A forma como a polpa entra na centrífuga de parafuso espiral determina se toda a área da tela realiza trabalho útil. Uma distribuição irregular da alimentação inunda uma seção da tela enquanto deixa outra seção subcarregada. O resultado é uma máquina que opera a 60 a 70 por cento de sua capacidade real, com baixa clareza do filtrado na seção sobrecarregada e área da tela desperdiçada em outras regiões .
Uma distribuição adequada da alimentação exige um distribuidor que espalhe a polpa uniformemente por toda a largura da tela. Algumas máquinas utilizam um cone giratório que projeta a polpa para fora em um padrão uniforme. Outras empregam um distribuidor estacionário com defletores cuidadosamente projetados. O distribuidor também deve suportar variações na concentração da alimentação — um aumento repentino no teor de sólidos não deve provocar entupimento do distribuidor ou enviar um fluxo concentrado para uma única seção da tela.
Uma instalação localizada em Hebei, que processa sulfato de potássio, atualizou seu distribuidor de alimentação, substituindo um simples tubo por um design com cone giratório. A taxa sustentável de alimentação aumentou em 22 por cento sem quaisquer outras alterações na máquina. A melhoria resultou exclusivamente de uma utilização mais eficiente da área disponível da tela.
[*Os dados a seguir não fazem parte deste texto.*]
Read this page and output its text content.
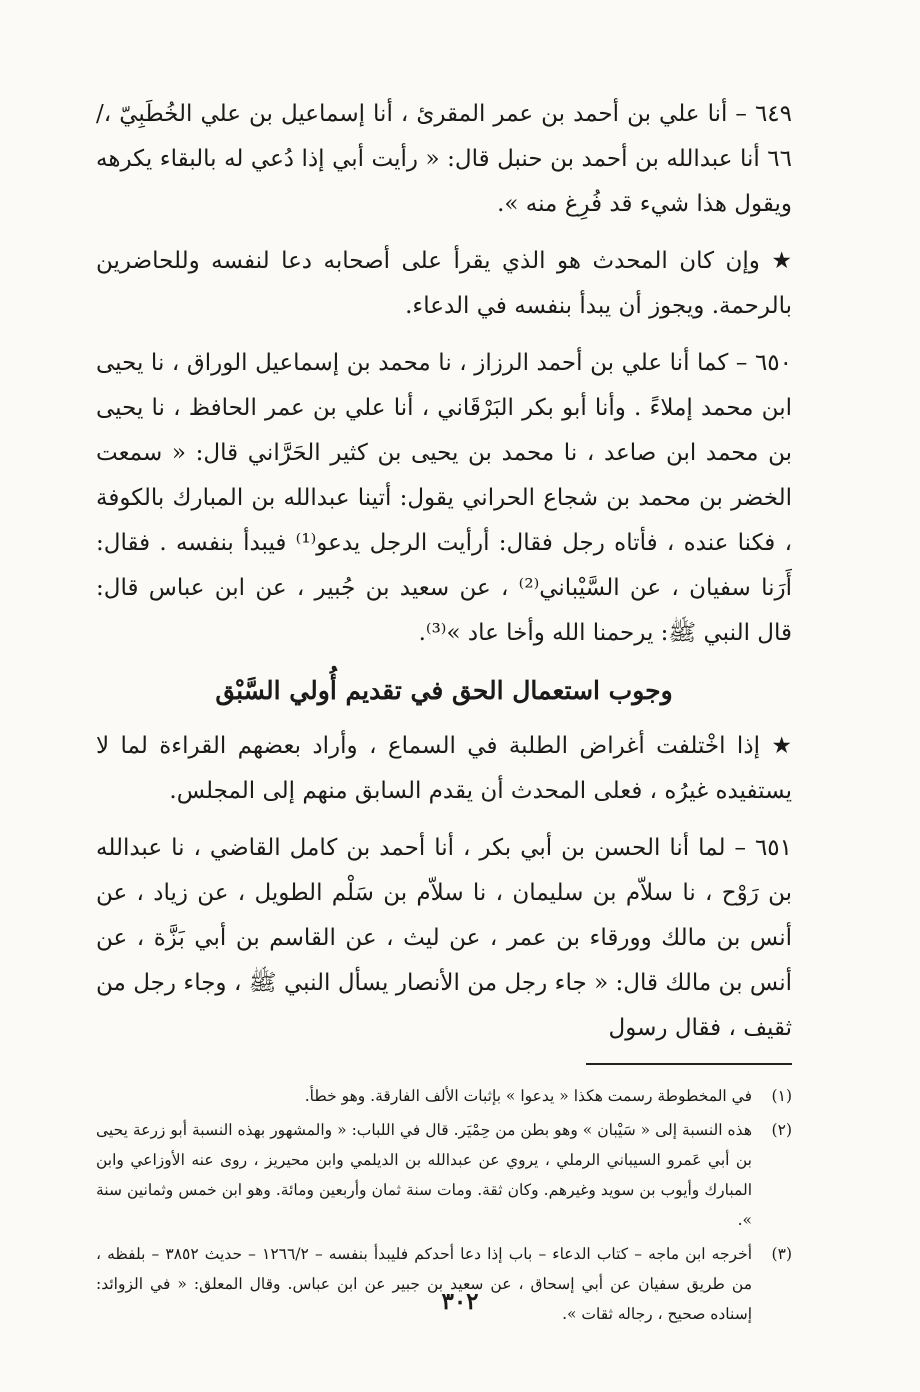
٦٤٩ – أنا علي بن أحمد بن عمر المقرئ ، أنا إسماعيل بن علي الخُطَبِيّ ،/٦٦ أنا عبدالله بن أحمد بن حنبل قال: « رأيت أبي إذا دُعي له بالبقاء يكرهه ويقول هذا شيء قد فُرِغ منه ».

★ وإن كان المحدث هو الذي يقرأ على أصحابه دعا لنفسه وللحاضرين بالرحمة. ويجوز أن يبدأ بنفسه في الدعاء.

٦٥٠ – كما أنا علي بن أحمد الرزاز ، نا محمد بن إسماعيل الوراق ، نا يحيى ابن محمد إملاءً . وأنا أبو بكر البَرْقَاني ، أنا علي بن عمر الحافظ ، نا يحيى بن محمد ابن صاعد ، نا محمد بن يحيى بن كثير الحَرَّاني قال: « سمعت الخضر بن محمد بن شجاع الحراني يقول: أتينا عبدالله بن المبارك بالكوفة ، فكنا عنده ، فأتاه رجل فقال: أرأيت الرجل يدعو⁽¹⁾ فيبدأ بنفسه . فقال: أَرَنا سفيان ، عن السَّيْباني⁽²⁾ ، عن سعيد بن جُبير ، عن ابن عباس قال: قال النبي ﷺ: يرحمنا الله وأخا عاد »⁽³⁾.

وجوب استعمال الحق في تقديم أُولي السَّبْق

★ إذا اخْتلفت أغراض الطلبة في السماع ، وأراد بعضهم القراءة لما لا يستفيده غيرُه ، فعلى المحدث أن يقدم السابق منهم إلى المجلس.

٦٥١ – لما أنا الحسن بن أبي بكر ، أنا أحمد بن كامل القاضي ، نا عبدالله بن رَوْح ، نا سلاّم بن سليمان ، نا سلاّم بن سَلْم الطويل ، عن زياد ، عن أنس بن مالك وورقاء بن عمر ، عن ليث ، عن القاسم بن أبي بَزَّة ، عن أنس بن مالك قال: « جاء رجل من الأنصار يسأل النبي ﷺ ، وجاء رجل من ثقيف ، فقال رسول

(١)
في المخطوطة رسمت هكذا « يدعوا » بإثبات الألف الفارقة. وهو خطأ.
(٢)
هذه النسبة إلى « سَيْبان » وهو بطن من حِمْيَر. قال في اللباب: « والمشهور بهذه النسبة أبو زرعة يحيى بن أبي عَمرو السيباني الرملي ، يروي عن عبدالله بن الديلمي وابن محيريز ، روى عنه الأوزاعي وابن المبارك وأيوب بن سويد وغيرهم. وكان ثقة. ومات سنة ثمان وأربعين ومائة. وهو ابن خمس وثمانين سنة ».
(٣)
أخرجه ابن ماجه – كتاب الدعاء – باب إذا دعا أحدكم فليبدأ بنفسه – ١٢٦٦/٢ – حديث ٣٨٥٢ – بلفظه ، من طريق سفيان عن أبي إسحاق ، عن سعيد بن جبير عن ابن عباس. وقال المعلق: « في الزوائد: إسناده صحيح ، رجاله ثقات ».
٣٠٢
As centrífugas de fuso tipo tela apresentam o melhor desempenho quando a concentração de sólidos na alimentação está acima de um determinado limite — tipicamente entre 40 e 60 por cento de sólidos em peso. Abaixo dessa faixa, o volume de líquido sobrecarrega a capacidade hidráulica da tela e a máquina transborda antes de atingir seu potencial de tratamento de sólidos.
O pré-espessamento da alimentação — utilizando um tanque de sedimentação, um hidrociclone ou um decantador pequeno — pode elevar a concentração de sólidos à faixa ideal e liberar toda a capacidade de velocidade do fuso tipo tela. Uma fábrica química em Jiangsu que processa sulfato de amônio instalou um pequeno hidrociclone antes de sua centrífuga de fuso tipo tela. O hidrociclone aumentou a concentração de sólidos na alimentação de 32 para 48 por cento. A taxa sustentável de alimentação da centrífuga de fuso tipo tela aumentou em 65 por cento, e a clareza do filtrado melhorou, pois a tela já não era mais sobrecarregada pelo volume de líquido.
A etapa de pré-espessamento adiciona equipamentos e complexidade, mas o ganho de capacidade de produção frequentemente justifica o investimento. Para instalações em que a centrífuga de parafuso com tela é o gargalo, o pré-espessamento pode ser a maneira mais econômica de aumentar a velocidade da linha.
Fabricantes com ampla experiência em aplicações de centrífugas de parafuso com tela, como a Huada, oferecem suporte de engenharia de aplicações para ajudar os usuários a selecionar a tela adequada, a geometria do parafuso e a estratégia ideal de preparação da alimentação para seu material específico. Os ganhos de velocidade no processo decorrentes de uma configuração adequada podem ser expressivos, mas exigem uma abordagem sistemática para otimizar todo o sistema de separação, não apenas a centrífuga em si.